Banking, Christmas shopping, school...everything should be available at night...once my kids go to sleep....ALL of THEM....even "a Jenae" as she refers to herself; when people ask how many children I have...I respond five kids and she says...."and a Jenae"
The thing is... I am available to so many people throughout the day, that by the time, I'm not needed or wanted..it's pretty late....Now of course I can and do make myself available, but not with action.Meaning I am available...but I'm not interested and am not going to watch you jump on one foot while singing the latest show tune you made up, or listen to one more story that leads into another, or look and this, fix that, sign this and taste...or smell THAT!!!

That leaves me motionless...BUT I'm available....THAT makes me feel good...:)

Like when I put on my earbuds ...blast smooth jazz and leave my door open for kids to come in, looking up, smiling and nodding....unaware of their real needs...uninterested for the most part.Unfortunately...the person...usually the youngest and his sister the drama queen......gets my attention enough to where I take ACTION and remove my earbuds...and lend my full attention.

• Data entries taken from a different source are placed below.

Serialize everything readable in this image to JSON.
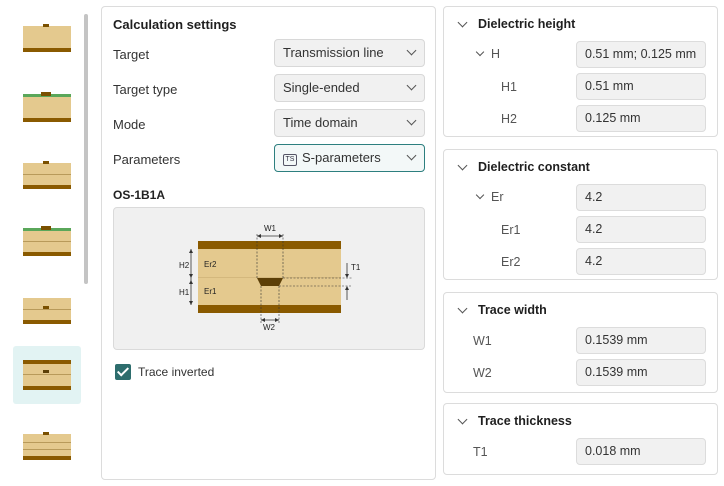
{
  "calculation": {
    "title": "Calculation settings",
    "rows": [
      {
        "label": "Target",
        "value": "Transmission line"
      },
      {
        "label": "Target type",
        "value": "Single-ended"
      },
      {
        "label": "Mode",
        "value": "Time domain"
      },
      {
        "label": "Parameters",
        "value": "S-parameters",
        "badge": "TS"
      }
    ],
    "structure_name": "OS-1B1A",
    "trace_inverted": {
      "label": "Trace inverted",
      "checked": true
    }
  },
  "diagram": {
    "labels": {
      "W1": "W1",
      "W2": "W2",
      "H2": "H2",
      "H1": "H1",
      "Er2": "Er2",
      "Er1": "Er1",
      "T1": "T1"
    },
    "colors": {
      "copper": "#8a5a00",
      "dielectric": "#e4c98e",
      "trace": "#5c3f07"
    }
  },
  "thumbnails": {
    "count": 7,
    "selected_index": 5
  },
  "dielectric_height": {
    "title": "Dielectric height",
    "group": {
      "label": "H",
      "value": "0.51 mm; 0.125 mm"
    },
    "items": [
      {
        "label": "H1",
        "value": "0.51 mm"
      },
      {
        "label": "H2",
        "value": "0.125 mm"
      }
    ]
  },
  "dielectric_constant": {
    "title": "Dielectric constant",
    "group": {
      "label": "Er",
      "value": "4.2"
    },
    "items": [
      {
        "label": "Er1",
        "value": "4.2"
      },
      {
        "label": "Er2",
        "value": "4.2"
      }
    ]
  },
  "trace_width": {
    "title": "Trace width",
    "items": [
      {
        "label": "W1",
        "value": "0.1539 mm"
      },
      {
        "label": "W2",
        "value": "0.1539 mm"
      }
    ]
  },
  "trace_thickness": {
    "title": "Trace thickness",
    "items": [
      {
        "label": "T1",
        "value": "0.018 mm"
      }
    ]
  }
}
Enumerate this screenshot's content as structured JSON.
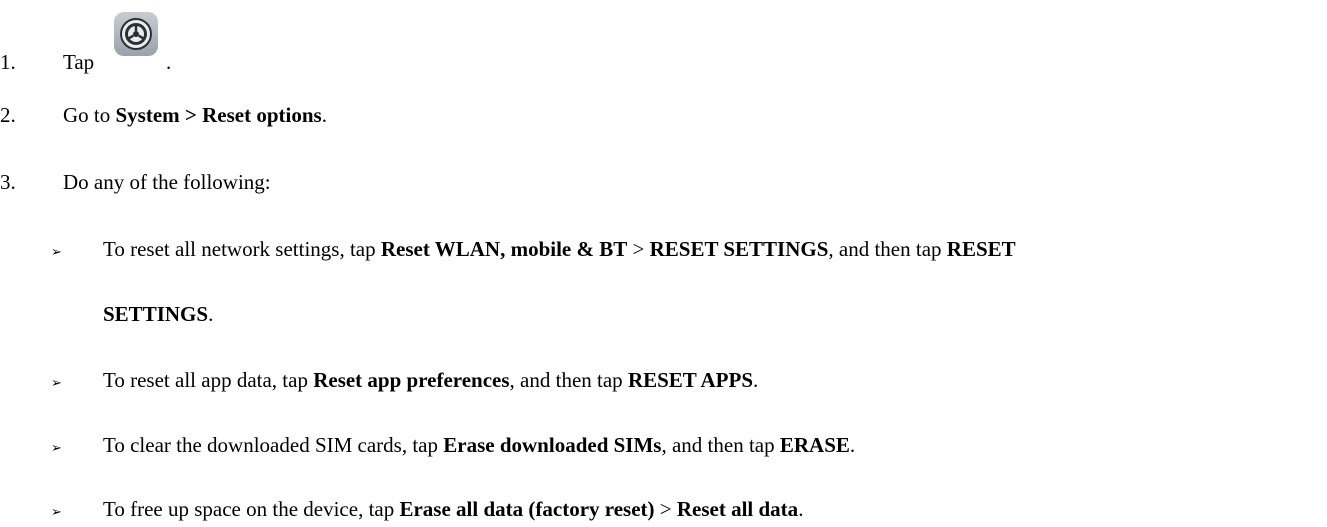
{
  "steps": [
    {
      "number": "1.",
      "text_before": "Tap",
      "icon": "settings-gear-icon",
      "text_after": "."
    },
    {
      "number": "2.",
      "parts": [
        "Go to ",
        "System > Reset options",
        "."
      ]
    },
    {
      "number": "3.",
      "text": "Do any of the following:"
    }
  ],
  "bullet_symbol": "➢",
  "bullets": [
    {
      "parts": [
        "To reset all network settings, tap ",
        "Reset WLAN, mobile & BT",
        " > ",
        "RESET SETTINGS",
        ", and then tap ",
        "RESET"
      ],
      "continuation": [
        "SETTINGS",
        "."
      ]
    },
    {
      "parts": [
        "To reset all app data, tap ",
        "Reset app preferences",
        ", and then tap ",
        "RESET APPS",
        "."
      ]
    },
    {
      "parts": [
        "To clear the downloaded SIM cards, tap ",
        "Erase downloaded SIMs",
        ", and then tap ",
        "ERASE",
        "."
      ]
    },
    {
      "parts": [
        "To free up space on the device, tap ",
        "Erase all data (factory reset)",
        " > ",
        "Reset all data",
        "."
      ]
    }
  ]
}
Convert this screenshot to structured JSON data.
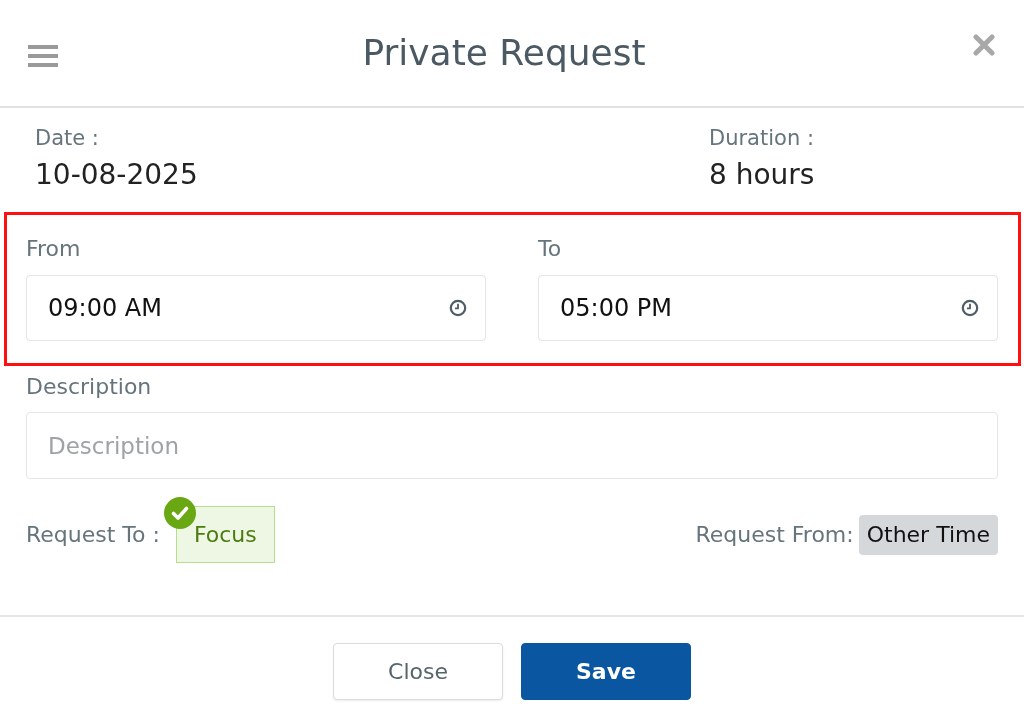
{
  "header": {
    "title": "Private Request"
  },
  "info": [
    {
      "label": "Date :",
      "value": "10-08-2025"
    },
    {
      "label": "Duration :",
      "value": "8 hours"
    }
  ],
  "time_section": {
    "highlighted": true,
    "fields": [
      {
        "label": "From",
        "value": "09:00 AM"
      },
      {
        "label": "To",
        "value": "05:00 PM"
      }
    ]
  },
  "description": {
    "label": "Description",
    "placeholder": "Description"
  },
  "request_to": {
    "label": "Request To :",
    "options": [
      {
        "label": "Focus",
        "selected": true
      }
    ]
  },
  "request_from": {
    "label": "Request From:",
    "value": "Other Time"
  },
  "buttons": [
    {
      "label": "Close",
      "kind": "secondary"
    },
    {
      "label": "Save",
      "kind": "primary"
    }
  ]
}
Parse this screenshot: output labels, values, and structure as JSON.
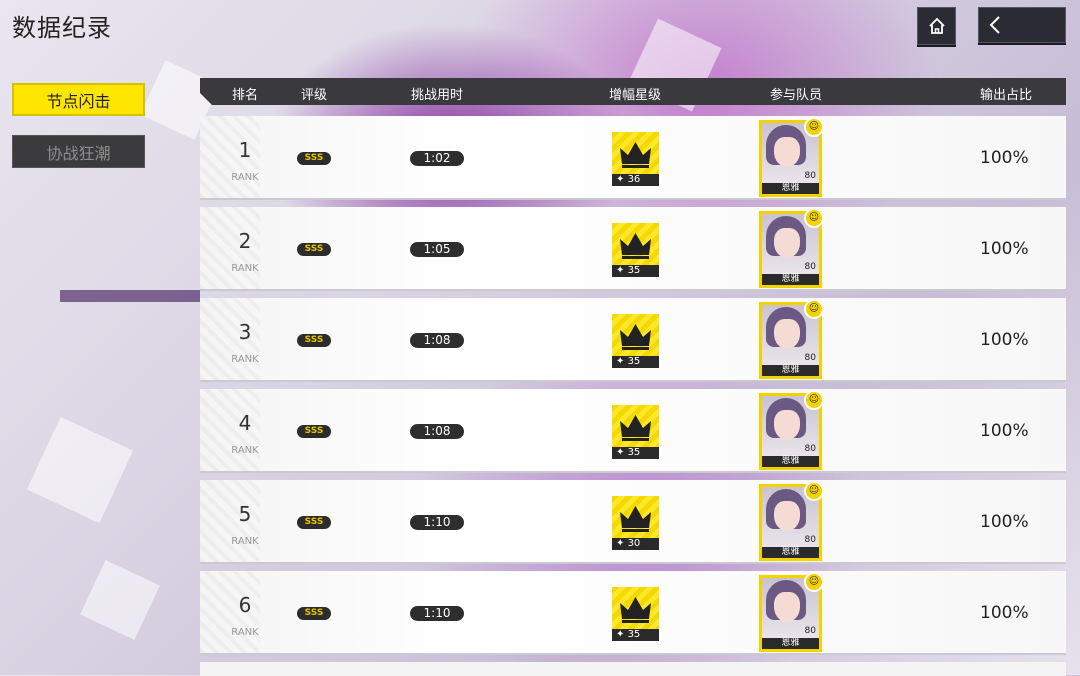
{
  "page": {
    "title": "数据纪录"
  },
  "top_buttons": {
    "home_icon": "home-icon",
    "back_icon": "back-arrow-icon"
  },
  "sidebar": {
    "tabs": [
      {
        "label": "节点闪击",
        "active": true
      },
      {
        "label": "协战狂潮",
        "active": false
      }
    ]
  },
  "table": {
    "headers": [
      "排名",
      "评级",
      "挑战用时",
      "增幅星级",
      "参与队员",
      "输出占比"
    ],
    "rank_label": "RANK",
    "rows": [
      {
        "rank": "1",
        "grade": "SSS",
        "time": "1:02",
        "boost": "36",
        "member_level": "80",
        "member_name": "恩雅",
        "output": "100%"
      },
      {
        "rank": "2",
        "grade": "SSS",
        "time": "1:05",
        "boost": "35",
        "member_level": "80",
        "member_name": "恩雅",
        "output": "100%"
      },
      {
        "rank": "3",
        "grade": "SSS",
        "time": "1:08",
        "boost": "35",
        "member_level": "80",
        "member_name": "恩雅",
        "output": "100%"
      },
      {
        "rank": "4",
        "grade": "SSS",
        "time": "1:08",
        "boost": "35",
        "member_level": "80",
        "member_name": "恩雅",
        "output": "100%"
      },
      {
        "rank": "5",
        "grade": "SSS",
        "time": "1:10",
        "boost": "30",
        "member_level": "80",
        "member_name": "恩雅",
        "output": "100%"
      },
      {
        "rank": "6",
        "grade": "SSS",
        "time": "1:10",
        "boost": "35",
        "member_level": "80",
        "member_name": "恩雅",
        "output": "100%"
      }
    ]
  },
  "colors": {
    "accent_yellow": "#ffe600",
    "dark": "#2b2b33"
  }
}
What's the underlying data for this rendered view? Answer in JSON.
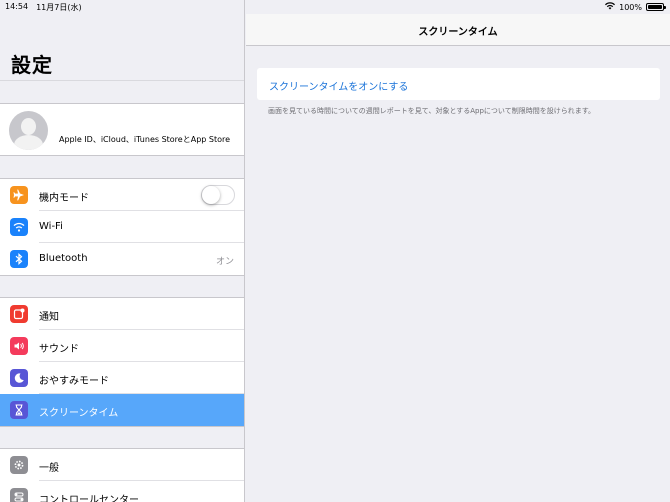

OK...so back to my first though....availability, conversation with husband....LOL....I'm focused...I'm focused!
So God commands his people to : Go, prove,seek, test. try, study, pray and a whole list of other VERBS that require action and a position of action in one state or another.
For some reason, many people have the notion that we are to be available...and they leave it right there..." I'm available Lord", " Use me lord...I'm here" are a few thing we hear all the time.
The truth is...God is waiting on YOU....to Go, teach, tell, serve, pray, DO...DO....DO!!!!
This takes us from the first position...that mirrors what I described above..... but really...how effective am I when I KNOW they not only need me to be available...but to meet a need or want.

As I type this, losing my train of thought...( 2 hrs of sleep will do that )..Contacts dry...just got finish teaching a ZUMBA class...tending too the kids, putting air in the tire,praying for my husband, finding the universal remote...and losing the codes paper, listening to Allyn tell me about..something....Allowing the Wii to be played...one more game....and getting a peek a boo like " Hi Mommy " from Radiant..Cerah asking to hang out in my room, telling her no, then feeling bad...ALL in the last hr...I want to challenge you to not only be available...but get into action...for your family, friends, community, and most importantly God.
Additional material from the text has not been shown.